Я заснула, чувствуя его тепло и тонкий, почти незаметный ручеек энергии, идущий из его ладони — к детям.
Утром Костя пошептался о чем-то с Олежкой и сразу же после завтрака заявил мне:
— Маришка, мы по делам.
— По каким делам? — удивилась я.
— По мужским, — важно заявил сынуля. Я невольно рассмеялась, очень уж комично прозвучало.
— Ладно, мужчины, ступайте по своим важным и секретным мужским делам, а я буду варенье варить.
В подвале под чарами сохранности стояло два ведра яблок — спелой падалицы, которая долго храниться не будет, и чары не помогут. А мне все некогда было заняться… И все-таки интересно, что у них там за дела? Я считала, что с воспитанием сына лучше справится отец, тем более Олежка должен вырасти сильным огневиком, как Костя. Но сознательно отстраняться, не лезть, когда с чем-то не согласна, когда мужские методы кажутся слишком уж суровыми, было тяжело. «Ничего, — утешала я себя, — вот родятся девчонки, эти уж будут моими! Или хоть одна девочка… А что? Мальчик и девочка, Мишенька и Тонюшка, не зря же эти имена первыми придумались?»
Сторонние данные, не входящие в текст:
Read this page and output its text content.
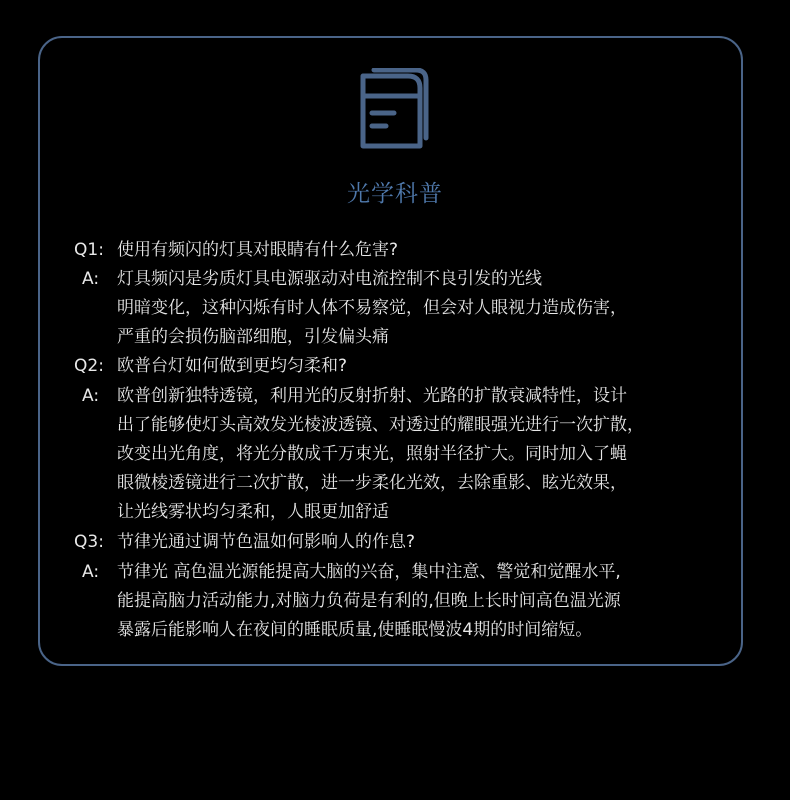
光学科普
Q1: 使用有频闪的灯具对眼睛有什么危害?
A: 灯具频闪是劣质灯具电源驱动对电流控制不良引发的光线
明暗变化，这种闪烁有时人体不易察觉，但会对人眼视力造成伤害，
严重的会损伤脑部细胞，引发偏头痛
Q2: 欧普台灯如何做到更均匀柔和?
A: 欧普创新独特透镜，利用光的反射折射、光路的扩散衰减特性，设计
出了能够使灯头高效发光棱波透镜、对透过的耀眼强光进行一次扩散，
改变出光角度，将光分散成千万束光，照射半径扩大。同时加入了蝇
眼微棱透镜进行二次扩散，进一步柔化光效，去除重影、眩光效果，
让光线雾状均匀柔和，人眼更加舒适
Q3: 节律光通过调节色温如何影响人的作息?
A: 节律光 高色温光源能提高大脑的兴奋，集中注意、警觉和觉醒水平,
能提高脑力活动能力,对脑力负荷是有利的,但晚上长时间高色温光源
暴露后能影响人在夜间的睡眠质量,使睡眠慢波4期的时间缩短。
Варенье — это всего лишь варенье, не снадобья. Но никто не мешал поэкспериментировать, да и Полева упоминала как-то, что самые простые наговоры можно использовать почти везде. Я напевала наговор на здоровье и благополучие, помешивая томящееся на самом малом огне варенье, и казалось, что в яблочный дух вплетаются особенные солнечные нотки, а в пенке запутались блики золотистого света. Приятно все же готовить для своих близких что-нибудь особенное. Я отложила ложечку еще жидкого варенья на блюдце — вдруг стало интересно, каково оно на вкус. Хотя наговоры никак на вкусовые качества не влияют, и я прекрасно это знала.
И все же мне чудилось, что вкус немного другой. Более яркий, насыщенный. И впрямь солнечный. Это варенье нужно сохранить до зимы, до холодов — оно не просто напомнит о лете, а еще и согреет. И обязательно угостить Веру и бабу Настю.
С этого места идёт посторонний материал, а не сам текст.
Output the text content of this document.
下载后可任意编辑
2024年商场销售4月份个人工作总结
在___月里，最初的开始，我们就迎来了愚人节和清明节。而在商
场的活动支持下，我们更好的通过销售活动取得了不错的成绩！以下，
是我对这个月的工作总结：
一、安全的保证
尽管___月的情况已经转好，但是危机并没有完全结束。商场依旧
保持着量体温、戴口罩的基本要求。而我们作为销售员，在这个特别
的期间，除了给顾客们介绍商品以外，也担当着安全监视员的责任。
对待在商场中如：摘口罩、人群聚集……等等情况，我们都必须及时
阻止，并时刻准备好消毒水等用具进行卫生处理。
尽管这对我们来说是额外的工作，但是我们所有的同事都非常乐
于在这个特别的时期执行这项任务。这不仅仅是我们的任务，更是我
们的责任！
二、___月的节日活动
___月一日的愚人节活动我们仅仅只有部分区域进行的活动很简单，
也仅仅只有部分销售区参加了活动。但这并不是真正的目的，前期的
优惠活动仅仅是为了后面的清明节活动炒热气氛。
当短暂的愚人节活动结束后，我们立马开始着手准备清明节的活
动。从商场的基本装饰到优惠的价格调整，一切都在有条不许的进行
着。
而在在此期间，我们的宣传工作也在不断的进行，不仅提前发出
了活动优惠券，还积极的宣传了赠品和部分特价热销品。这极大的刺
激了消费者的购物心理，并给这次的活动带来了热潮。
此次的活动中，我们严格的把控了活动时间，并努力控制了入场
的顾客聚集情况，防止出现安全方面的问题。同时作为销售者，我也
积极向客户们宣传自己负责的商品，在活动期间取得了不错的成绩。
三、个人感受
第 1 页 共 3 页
Мои мужчины прибыли, когда я уже разлила готовое варенье по банкам и раздумывала, что бы взять почитать из очередной стопки библиотечных исторических романов. Средневековье, Древняя Русь, викинги, «блистательный» восемнадцатый век или «безумный» девятнадцатый? Я читала не то чтобы вовсе бессистемно, но «вразброс», зато картина мира складывалась, как огромный паззл из крохотных кусочков — все полней и ярче. Почему-то книги помогали мне в этом лучше фильмов, новостей, репортажей и познавательных передач — хотя, наверное, удивляться нечему, если вспомнить, что в той моей жизни я тоже больше любила книги, чем телевизор.
— Мамочка! — Олежка влетел в гостиную, сияя, и тут же схватил меня за руку. — Иди смотреть, скорее!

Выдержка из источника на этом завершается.